El primer regalo del día del padre que hice en el colegio fue una caja para guardar cassettes. La profesora nos dio pedazos de contact de colores para que la decoráramos. Yo armé unos peces con triángulos y dejé las huellas de mis dedos untados de pintura sobre el plástico azul. La caja todavía existe y está llena de la música que mi papá y mi mamá ponían durante los viajes largos en carro. Lado A, Lado B, íbamos a la Costa oyendo a Leonardo Favio, Gloria Estefan, Nino Bravo y Les Luthiers. En la casa donde está la caja aún hay un aparato que reproduce cassettes y a veces los ponemos para recordar ese sonido crujiente y destemplado. Para apretar el botón de rewind y sentir cómo se vuelve a enrollar la música de antes.
Cuando cumplí tres años pedí de regalo el cassette de Ana Belén y Victor Manuel, Mucho Más Que Dos. De ese solo conservo la caja y el papel que tiene la foto de ellos dos abrazados, en blanco y negro, la lista de canciones y mi nombre con un 040795 escrito por mi mamá. También tuve el de Chichi Peralta y la banda sonora del Titanic. Ambos se perdieron para siempre, y por fortuna, en alguna de las busetas que me llevaban y me traían del colegio.
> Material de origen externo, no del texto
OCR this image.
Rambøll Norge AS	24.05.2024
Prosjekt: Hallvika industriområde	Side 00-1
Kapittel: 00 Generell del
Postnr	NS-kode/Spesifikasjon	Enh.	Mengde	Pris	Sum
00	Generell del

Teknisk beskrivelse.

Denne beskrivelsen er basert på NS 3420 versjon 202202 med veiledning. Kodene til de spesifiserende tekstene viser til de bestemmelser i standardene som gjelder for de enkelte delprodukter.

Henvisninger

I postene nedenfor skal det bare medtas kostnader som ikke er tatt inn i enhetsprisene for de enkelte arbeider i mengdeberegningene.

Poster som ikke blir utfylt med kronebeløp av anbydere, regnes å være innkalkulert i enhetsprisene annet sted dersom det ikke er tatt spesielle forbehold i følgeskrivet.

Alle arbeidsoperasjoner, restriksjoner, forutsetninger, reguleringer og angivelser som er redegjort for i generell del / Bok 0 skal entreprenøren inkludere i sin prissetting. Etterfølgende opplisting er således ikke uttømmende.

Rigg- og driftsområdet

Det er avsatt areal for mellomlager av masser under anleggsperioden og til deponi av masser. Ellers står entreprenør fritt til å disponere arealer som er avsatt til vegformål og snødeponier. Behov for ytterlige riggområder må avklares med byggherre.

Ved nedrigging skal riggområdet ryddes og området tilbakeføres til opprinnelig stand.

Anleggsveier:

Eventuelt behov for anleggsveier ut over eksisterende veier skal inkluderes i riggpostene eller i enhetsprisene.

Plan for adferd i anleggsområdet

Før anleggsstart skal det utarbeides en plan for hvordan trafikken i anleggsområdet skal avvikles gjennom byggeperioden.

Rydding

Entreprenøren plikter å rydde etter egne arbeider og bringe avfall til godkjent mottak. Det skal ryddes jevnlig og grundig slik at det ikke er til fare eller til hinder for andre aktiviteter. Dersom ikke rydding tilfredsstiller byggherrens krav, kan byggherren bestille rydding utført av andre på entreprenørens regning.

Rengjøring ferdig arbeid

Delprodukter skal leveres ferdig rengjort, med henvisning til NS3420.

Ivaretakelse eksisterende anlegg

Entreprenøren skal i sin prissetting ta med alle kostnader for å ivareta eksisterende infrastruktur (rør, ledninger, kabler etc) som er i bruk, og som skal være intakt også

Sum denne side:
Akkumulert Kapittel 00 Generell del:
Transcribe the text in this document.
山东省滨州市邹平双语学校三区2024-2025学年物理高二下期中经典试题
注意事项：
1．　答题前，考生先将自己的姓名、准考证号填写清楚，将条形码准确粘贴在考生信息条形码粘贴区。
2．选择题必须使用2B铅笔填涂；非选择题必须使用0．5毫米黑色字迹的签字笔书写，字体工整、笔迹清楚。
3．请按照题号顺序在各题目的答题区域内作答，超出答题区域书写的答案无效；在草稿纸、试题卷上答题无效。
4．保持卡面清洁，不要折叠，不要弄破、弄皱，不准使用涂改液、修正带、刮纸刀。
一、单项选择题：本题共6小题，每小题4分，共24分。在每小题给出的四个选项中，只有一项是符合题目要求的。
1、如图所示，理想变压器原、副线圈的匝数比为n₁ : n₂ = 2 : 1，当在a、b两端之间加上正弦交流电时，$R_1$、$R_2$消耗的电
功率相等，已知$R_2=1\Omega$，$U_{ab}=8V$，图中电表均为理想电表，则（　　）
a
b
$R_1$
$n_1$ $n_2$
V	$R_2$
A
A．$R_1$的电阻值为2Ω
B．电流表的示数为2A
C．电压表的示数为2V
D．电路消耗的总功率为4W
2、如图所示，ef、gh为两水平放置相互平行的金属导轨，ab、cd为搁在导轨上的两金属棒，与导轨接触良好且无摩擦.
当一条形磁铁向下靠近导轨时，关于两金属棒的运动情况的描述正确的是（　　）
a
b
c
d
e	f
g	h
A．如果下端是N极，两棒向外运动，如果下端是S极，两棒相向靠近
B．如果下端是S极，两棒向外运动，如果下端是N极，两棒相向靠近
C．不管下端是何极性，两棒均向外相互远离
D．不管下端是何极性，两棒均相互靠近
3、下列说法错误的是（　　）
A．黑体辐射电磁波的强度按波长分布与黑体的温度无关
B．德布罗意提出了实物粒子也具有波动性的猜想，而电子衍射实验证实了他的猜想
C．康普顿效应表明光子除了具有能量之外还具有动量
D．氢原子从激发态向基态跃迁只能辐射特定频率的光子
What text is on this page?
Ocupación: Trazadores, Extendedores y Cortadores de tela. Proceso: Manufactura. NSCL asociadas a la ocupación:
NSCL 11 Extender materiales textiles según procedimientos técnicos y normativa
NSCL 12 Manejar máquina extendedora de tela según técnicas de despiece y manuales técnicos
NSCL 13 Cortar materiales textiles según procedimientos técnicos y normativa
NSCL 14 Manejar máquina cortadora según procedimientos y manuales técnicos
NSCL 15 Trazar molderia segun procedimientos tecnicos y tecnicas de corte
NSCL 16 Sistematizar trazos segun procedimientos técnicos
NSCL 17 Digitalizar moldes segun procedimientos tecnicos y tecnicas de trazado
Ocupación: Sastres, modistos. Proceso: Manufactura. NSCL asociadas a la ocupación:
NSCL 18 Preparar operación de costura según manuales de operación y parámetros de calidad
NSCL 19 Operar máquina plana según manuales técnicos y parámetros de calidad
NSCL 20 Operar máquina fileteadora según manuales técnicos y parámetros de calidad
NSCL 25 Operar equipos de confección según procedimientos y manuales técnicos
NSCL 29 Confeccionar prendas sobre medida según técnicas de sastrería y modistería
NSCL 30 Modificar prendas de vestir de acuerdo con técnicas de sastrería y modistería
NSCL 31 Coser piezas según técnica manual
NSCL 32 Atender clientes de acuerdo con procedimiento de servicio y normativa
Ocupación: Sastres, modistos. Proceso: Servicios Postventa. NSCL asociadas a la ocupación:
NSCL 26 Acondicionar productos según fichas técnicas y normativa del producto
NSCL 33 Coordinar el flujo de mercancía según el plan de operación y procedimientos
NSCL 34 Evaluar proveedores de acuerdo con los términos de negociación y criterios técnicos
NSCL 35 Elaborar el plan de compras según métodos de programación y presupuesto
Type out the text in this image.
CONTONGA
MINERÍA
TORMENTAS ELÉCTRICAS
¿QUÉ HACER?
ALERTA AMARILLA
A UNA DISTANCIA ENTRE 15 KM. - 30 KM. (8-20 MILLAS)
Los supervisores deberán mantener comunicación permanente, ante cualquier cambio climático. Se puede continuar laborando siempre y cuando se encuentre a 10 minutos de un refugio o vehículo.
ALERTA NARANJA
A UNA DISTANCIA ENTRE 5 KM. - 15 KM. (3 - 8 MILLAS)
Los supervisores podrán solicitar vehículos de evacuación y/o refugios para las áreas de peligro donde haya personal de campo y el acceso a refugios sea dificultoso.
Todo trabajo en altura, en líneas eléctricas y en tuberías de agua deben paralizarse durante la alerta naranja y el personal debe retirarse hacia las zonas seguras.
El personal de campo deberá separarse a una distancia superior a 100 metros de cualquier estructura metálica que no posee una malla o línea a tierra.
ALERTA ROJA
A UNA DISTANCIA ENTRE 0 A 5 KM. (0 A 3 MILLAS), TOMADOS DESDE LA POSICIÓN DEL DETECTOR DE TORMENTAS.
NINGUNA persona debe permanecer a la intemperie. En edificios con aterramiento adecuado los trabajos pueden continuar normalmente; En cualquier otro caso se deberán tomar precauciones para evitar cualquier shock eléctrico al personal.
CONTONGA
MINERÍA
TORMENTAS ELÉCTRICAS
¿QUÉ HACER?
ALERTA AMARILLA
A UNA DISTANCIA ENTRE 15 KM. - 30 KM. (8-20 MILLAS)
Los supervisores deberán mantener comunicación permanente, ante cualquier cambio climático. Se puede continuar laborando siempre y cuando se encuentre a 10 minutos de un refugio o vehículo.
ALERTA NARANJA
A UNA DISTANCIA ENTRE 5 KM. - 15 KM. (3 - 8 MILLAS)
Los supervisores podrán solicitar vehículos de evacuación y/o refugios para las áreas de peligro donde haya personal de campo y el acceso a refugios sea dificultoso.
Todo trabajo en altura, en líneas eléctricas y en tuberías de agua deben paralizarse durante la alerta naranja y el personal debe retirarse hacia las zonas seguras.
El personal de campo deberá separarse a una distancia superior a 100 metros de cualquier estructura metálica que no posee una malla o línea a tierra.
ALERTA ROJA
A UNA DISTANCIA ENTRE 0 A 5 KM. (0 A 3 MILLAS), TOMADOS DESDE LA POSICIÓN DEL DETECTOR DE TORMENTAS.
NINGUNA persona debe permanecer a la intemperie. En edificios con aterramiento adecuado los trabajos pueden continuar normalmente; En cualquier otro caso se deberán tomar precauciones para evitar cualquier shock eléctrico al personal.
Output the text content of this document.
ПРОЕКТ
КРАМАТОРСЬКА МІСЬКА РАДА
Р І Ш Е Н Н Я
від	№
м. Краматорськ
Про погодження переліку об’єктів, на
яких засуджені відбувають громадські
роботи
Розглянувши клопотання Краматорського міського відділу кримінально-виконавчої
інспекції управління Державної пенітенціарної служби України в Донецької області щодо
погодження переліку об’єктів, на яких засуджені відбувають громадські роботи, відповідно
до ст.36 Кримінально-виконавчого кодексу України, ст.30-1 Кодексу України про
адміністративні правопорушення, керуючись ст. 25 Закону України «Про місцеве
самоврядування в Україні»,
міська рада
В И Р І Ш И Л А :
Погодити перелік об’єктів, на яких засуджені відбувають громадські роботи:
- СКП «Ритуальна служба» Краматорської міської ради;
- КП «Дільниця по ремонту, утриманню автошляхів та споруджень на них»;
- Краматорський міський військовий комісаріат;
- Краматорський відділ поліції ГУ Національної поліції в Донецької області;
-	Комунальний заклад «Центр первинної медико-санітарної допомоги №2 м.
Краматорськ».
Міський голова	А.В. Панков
De los cassettes que quedan el que más me gusta escuchar no es de música, es uno en el que mi mamá grabó una narración amorosa sobre mis primeros años. Los “episodios” no tienen una periodicidad definida. En los primeros está ella hablando sola sobre mis logros de bebé recién nacida: seguir objetos con la mirada, voltear la cara para buscar un sonido, cerrar y abrir los puños. Luego entro yo con unos balbuceos que ahora siento como la primera expresión de mis ganas de hablar de todo lo que veo. Más adelante ella me entrevista. Me pide que le diga los nombres de mis tíos y yo los recito todos. Me pregunta: ¿quién te dice Madreselva? y yo le respondo que mi abuela Carmen, ¿quién te dice Valerosa? que la abuela Victoria. Hablamos de mis juguetes y de Café con Aroma de Mujer. Yo canto Gaviota y le digo que quiero ser Carolina Olivares. Después sale mi hermano, es su turno de balbucear, y yo, atrás, digo con fuerza ¡Alejandro se está comiendo mi micrófono!
Ese cassette negro es uno de mis tesoros. Es la memoria de un tiempo en el que mi vida era mi casa, y las voces y la música de las personas que habitaban en ella. Cada vez que vuelvo a escucharlo pienso que debo hacer una versión digital pronto, que la cinta es frágil y que perder las notas de mi voz infantil y del ritmo dulce con el que mi mamá contaba mi historia sería como perder una raíz que me sale directamente del corazón.
En las últimas semanas me he movido mucho y he tomado muchas fotografías. La memoria de mi teléfono no es como la mía y se llena rápido. Cada vez que sale el aviso de “almacenamiento lleno” mi corazón se salta un latido porque en ese espacio limitado, que amenaza con prescindir de algunos megabytes para seguir recibiendo mensajes, tengo guardadas las notas de voz que intercambié con mi papá hasta el día del adiós definitivo. Como el cassette negro, el teléfono es ahora otro tesoro. Cada vez que pienso en los mensajes de voz que tengo guardados ahí, en ese lugar que no es un lugar, pienso que debo mandárselos a alguien, pasarlos a mi computador, descargarlos en un disco duro, en todo caso, salvarlos del paso del tiempo. Siento que necesito conjurar el presagio que anuncia que lo primero que olvidamos de alguien es su voz.